Nikil Saval: The proliferation of apps and gurus promising to help manage even the most basic tasks of simple existence -- the "quantified self" movement does life hacking one better, turning the simple act of breathing or sleeping into something to be measured and refined -- suggests that merely getting through the day has become, for many white-collar professionals, a set of problems to solve and systems to optimize. Being alive is easier, it turns out, if you treat it like a job.
Tom Whipple: Gatekeeping does not pay for itself.
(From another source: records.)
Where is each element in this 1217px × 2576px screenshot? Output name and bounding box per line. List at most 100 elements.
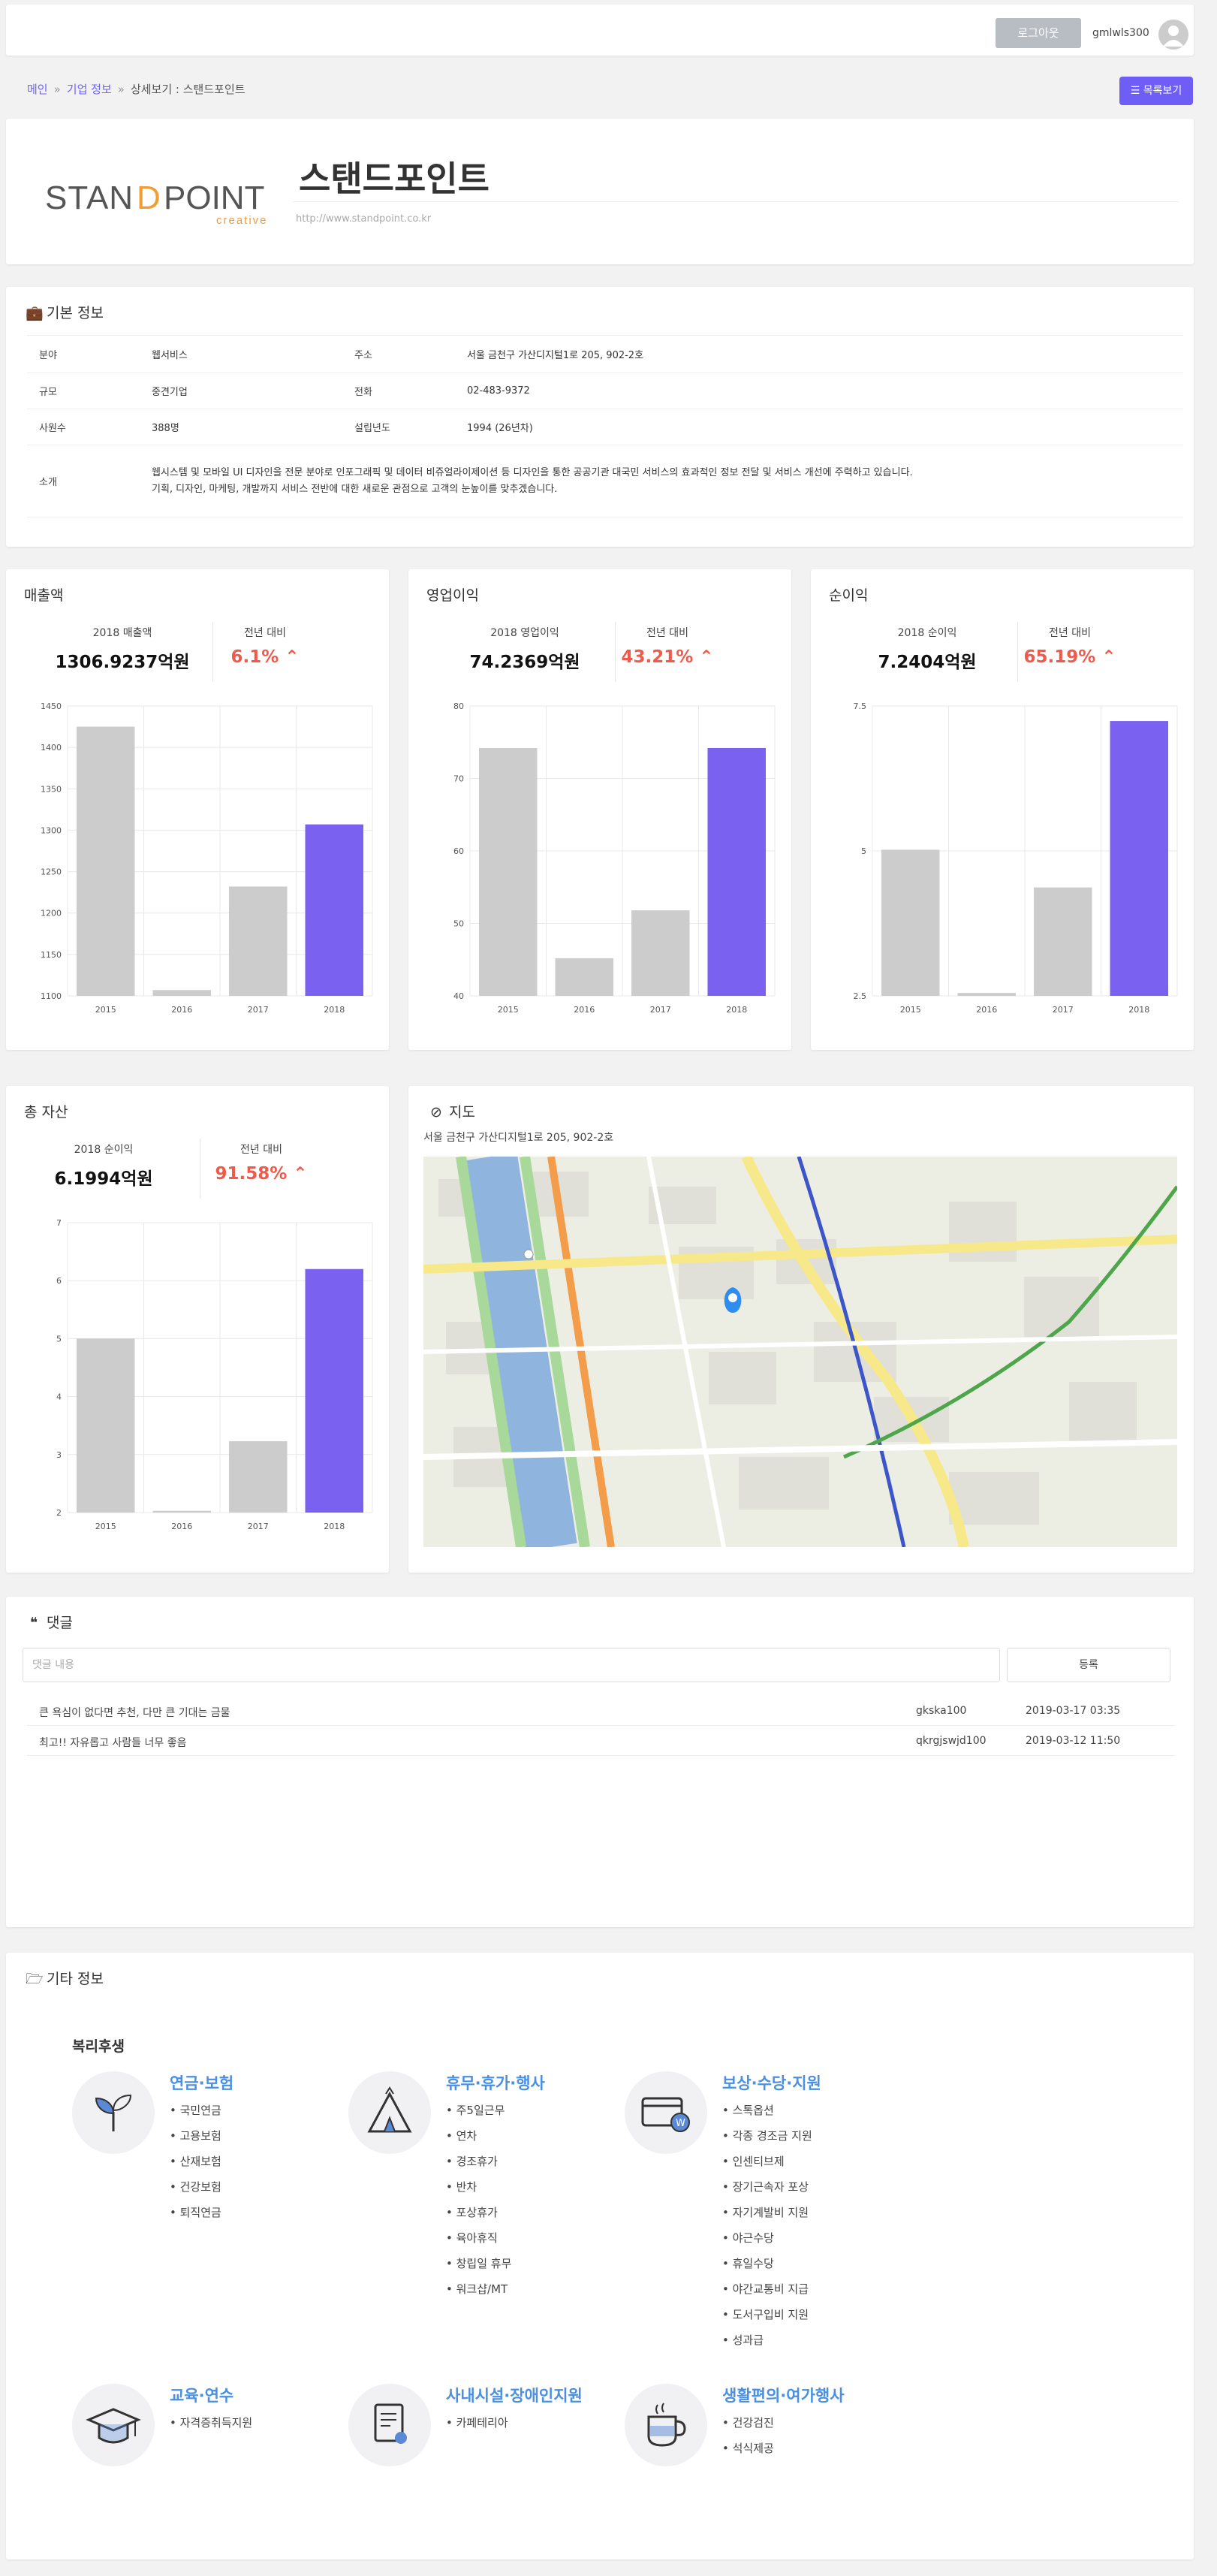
y-tick-label: 1250 bbox=[41, 867, 62, 877]
list-item: • 야간교통비 지급 bbox=[722, 2282, 809, 2296]
x-tick-label: 2017 bbox=[248, 1005, 269, 1015]
stat-value: 74.2369억원 bbox=[469, 653, 580, 672]
welfare-list: • 주5일근무 • 연차 • 경조휴가 • 반차 • 포상휴가 • 육아휴직 •… bbox=[446, 2100, 511, 2304]
list-button[interactable]: ☰ 목록보기 bbox=[1119, 77, 1193, 105]
bar-2015 bbox=[77, 1338, 135, 1513]
bar-chart: 2 3 4 5 6 7 2015 2016 2017 2018 bbox=[56, 1218, 373, 1531]
list-item: • 산재보험 bbox=[170, 2155, 221, 2168]
basic-info-section: 💼 기본 정보 분야 웹서비스 주소 서울 금천구 가산디지털1로 205, 90… bbox=[6, 287, 1194, 547]
bar-2018 bbox=[707, 747, 766, 996]
comment-row: 최고!! 자유롭고 사람들 너무 좋음 qkrgjswjd100 2019-03… bbox=[27, 1726, 1176, 1756]
folder-open-icon: 🗁 bbox=[26, 1971, 44, 1987]
bar-chart: 1100 1150 1200 1250 1300 1350 1400 1450 2015 2016… bbox=[41, 701, 373, 1015]
value: 388명 bbox=[140, 409, 342, 445]
comment-date: 2019-03-12 11:50 bbox=[1026, 1735, 1121, 1747]
breadcrumb: 메인» 기업 정보» 상세보기 : 스탠드포인트 bbox=[27, 83, 246, 96]
list-item: • 연차 bbox=[446, 2129, 477, 2143]
list-item: • 카페테리아 bbox=[446, 2416, 508, 2430]
company-header: STAN D POINT creative 스탠드포인트 http://www.… bbox=[6, 119, 1194, 264]
list-item: • 워크샵/MT bbox=[446, 2282, 508, 2296]
stat-label: 2018 순이익 bbox=[74, 1144, 134, 1156]
card-icon: W bbox=[641, 2097, 690, 2132]
map-view[interactable] bbox=[423, 1157, 1177, 1547]
y-tick-label: 2.5 bbox=[854, 991, 867, 1001]
rate-value: 65.19% ⌃ bbox=[1023, 647, 1116, 667]
comment-submit-button[interactable]: 등록 bbox=[1007, 1648, 1170, 1682]
list-item: • 육아휴직 bbox=[446, 2231, 498, 2245]
compass-icon: ⊘ bbox=[430, 1104, 442, 1121]
y-tick-label: 40 bbox=[453, 991, 464, 1001]
y-tick-label: 7 bbox=[56, 1218, 62, 1228]
list-item: • 휴일수당 bbox=[722, 2257, 774, 2270]
stat-label: 2018 영업이익 bbox=[490, 627, 559, 639]
bar-chart: 2.5 5 7.5 2015 2016 2017 2018 bbox=[854, 701, 1178, 1015]
y-tick-label: 7.5 bbox=[854, 701, 867, 711]
company-url[interactable]: http://www.standpoint.co.kr bbox=[296, 213, 431, 225]
label: 규모 bbox=[27, 373, 140, 409]
info-table: 분야 웹서비스 주소 서울 금천구 가산디지털1로 205, 902-2호 규모… bbox=[27, 335, 1183, 517]
x-tick-label: 2018 bbox=[324, 1005, 345, 1015]
label: 소개 bbox=[27, 445, 140, 517]
comment-text: 최고!! 자유롭고 사람들 너무 좋음 bbox=[39, 1737, 187, 1749]
x-tick-label: 2016 bbox=[574, 1005, 595, 1015]
breadcrumb-list[interactable]: 기업 정보 bbox=[67, 83, 112, 96]
label: 주소 bbox=[342, 335, 455, 373]
arrow-up-icon: ⌃ bbox=[699, 647, 714, 667]
bar-2016 bbox=[152, 1510, 211, 1513]
list-item: • 스톡옵션 bbox=[722, 2104, 774, 2117]
comment-user: gkska100 bbox=[916, 1705, 967, 1717]
total-assets-panel: 총 자산 2018 순이익 6.1994억원 전년 대비 91.58% ⌃ 2 3 4 5… bbox=[6, 1086, 389, 1573]
panel-title: 영업이익 bbox=[426, 587, 479, 604]
section-title: 💼 기본 정보 bbox=[26, 305, 104, 321]
comment-user: qkrgjswjd100 bbox=[916, 1735, 987, 1747]
list-icon: ☰ bbox=[1130, 85, 1143, 97]
welfare-list: • 국민연금 • 고용보험 • 산재보험 • 건강보험 • 퇴직연금 bbox=[170, 2100, 221, 2228]
label: 전화 bbox=[342, 373, 455, 409]
map-address: 서울 금천구 가산디지털1로 205, 902-2호 bbox=[423, 1132, 614, 1144]
welfare-list: • 스톡옵션 • 각종 경조금 지원 • 인센티브제 • 장기근속자 포상 • … bbox=[722, 2100, 812, 2355]
etc-info-section: 🗁 기타 정보 복리후생 연금·보험 • 국민연금 • 고용보험 • 산재보험 •… bbox=[6, 1953, 1194, 2559]
y-tick-label: 60 bbox=[453, 846, 464, 856]
rate-value: 43.21% ⌃ bbox=[621, 647, 714, 667]
x-tick-label: 2018 bbox=[324, 1522, 345, 1531]
x-tick-label: 2015 bbox=[498, 1005, 519, 1015]
value: 중견기업 bbox=[140, 373, 342, 409]
breadcrumb-current: 상세보기 : 스탠드포인트 bbox=[130, 83, 246, 96]
revenue-panel: 매출액 2018 매출액 1306.9237억원 전년 대비 6.1% ⌃ 1100… bbox=[6, 569, 389, 1050]
label: 사원수 bbox=[27, 409, 140, 445]
svg-text:POINT: POINT bbox=[164, 179, 264, 216]
list-item: • 건강보험 bbox=[170, 2180, 221, 2194]
value: 1994 (26년차) bbox=[455, 409, 1183, 445]
bar-2016 bbox=[152, 990, 211, 996]
bar-2017 bbox=[229, 1441, 288, 1513]
list-item: • 자기계발비 지원 bbox=[722, 2206, 809, 2219]
map-image bbox=[423, 1157, 1177, 1547]
list-item: • 고용보험 bbox=[170, 2129, 221, 2143]
y-tick-label: 80 bbox=[453, 701, 464, 711]
x-tick-label: 2016 bbox=[171, 1005, 192, 1015]
section-title: ⊘ 지도 bbox=[428, 1101, 475, 1121]
list-item: • 자격증취득지원 bbox=[170, 2416, 253, 2430]
comment-input[interactable]: 댓글 내용 bbox=[23, 1648, 1000, 1682]
y-tick-label: 1450 bbox=[41, 701, 62, 711]
map-section: ⊘ 지도 서울 금천구 가산디지털1로 205, 902-2호 bbox=[408, 1086, 1194, 1573]
comments-section: ❝ 댓글 댓글 내용 등록 큰 욕심이 없다면 추천, 다만 큰 기대는 금물 g… bbox=[6, 1597, 1194, 1927]
welfare-group-name: 생활편의·여가행사 bbox=[722, 2387, 845, 2405]
list-item: • 경조휴가 bbox=[446, 2155, 498, 2168]
arrow-up-icon: ⌃ bbox=[293, 1164, 308, 1184]
logout-button[interactable]: 로그아웃 bbox=[996, 18, 1081, 48]
bar-2015 bbox=[479, 747, 538, 996]
value: 웹서비스 bbox=[140, 335, 342, 373]
avatar[interactable] bbox=[1158, 20, 1188, 50]
rate-label: 전년 대비 bbox=[646, 627, 688, 639]
bar-chart: 40 50 60 70 80 2015 2016 2017 2018 bbox=[453, 701, 776, 1015]
breadcrumb-home[interactable]: 메인 bbox=[27, 83, 48, 96]
panel-title: 총 자산 bbox=[24, 1104, 68, 1121]
welfare-title: 복리후생 bbox=[72, 2038, 125, 2055]
comment-date: 2019-03-17 03:35 bbox=[1026, 1705, 1121, 1717]
list-item: • 각종 경조금 지원 bbox=[722, 2129, 812, 2143]
list-item: • 야근수당 bbox=[722, 2231, 774, 2245]
bar-2017 bbox=[631, 910, 690, 996]
plant-icon bbox=[95, 2094, 132, 2131]
bar-2016 bbox=[957, 993, 1016, 996]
Dan Hon: The model becomes the thing being modeled. This is a thing, now. Seeing the world as addressable stacks.
Oliver Burkeman, summarizing the work of Eckhart Tolle: Interestingness gives the mind something to chew on -- but the best experiences come when you stop chewing.
Lizzie Widdicombe: Meals provide punctuation to our lives: we're constantly recovering from them, anticipating them, riding the emotional ups and downs of a good or a bad sandwich. With a bottle of Soylent on your desk, time stretches before you, featureless and a little sad.
Ian Bogost: Another day's work lost to the vapors of reloads, updates, clicks, and comments. Realizing that you are hyperemployed by the cloud, that you are its unpaid intern. Wondering what you'd have accomplished if you had done anything else whatsoever. Knowing that tomorrow will be no different.